Camels are fascinating. I remember that when we were on our way from Indonesia to the Netherlands in 1938, we sailed through the Suez Channel. We stayed for a day in Caïro( I think) and I was 4 years old, so I was very impressed by the camels, especially when we started riding on them and when they got up: first with their hindlegs.

Marvin said...

I did see Lawrence of Arabia, way back when it was first released. It must have impressed me greatly because I still remember parts. (I think I've seen at least bits and pieces of T. E. Lawrence's exploits since. My memory may be getting events out of sequence.)

Peter O'Toole is a much better actor than John Wayne ever thought about being. Don't tell anyone I said that. I dare not risk being labeled un-American.

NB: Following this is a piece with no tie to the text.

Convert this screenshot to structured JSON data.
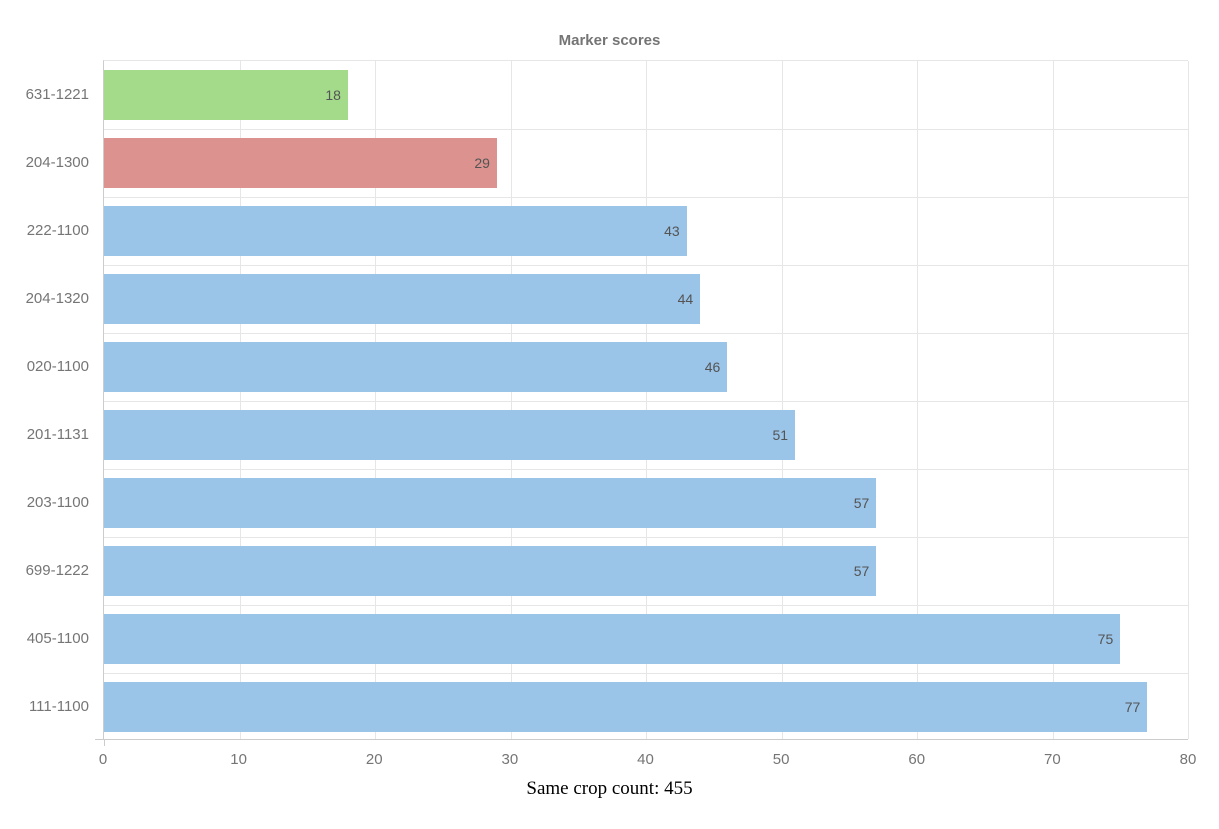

I'm glad you enjoyed poking around Hodgepodgery. My other blog started out general interest but evolved into being mostly about nature. I brought Hodgepodgry out of hibernation so I'd have a place to post my un-natural photos.

Thanks for your visits and comments.

crittoria said...

Camels are so foreign and yet fascinating to me. I would love to see them out grazing, just like our horses do around here!

Salty said...

Great camel shots! I can't say I have ever seen one of these roaming around Pennsylvania :)

I must return when I have more time, your blog is very interesting!
Salty

Kris McCracken said...

I like camels. They have real character. The world would be a better place if people kept camels instead of dogs.

Liz said...

That is a really helpful mnemonic. I will have to remember that.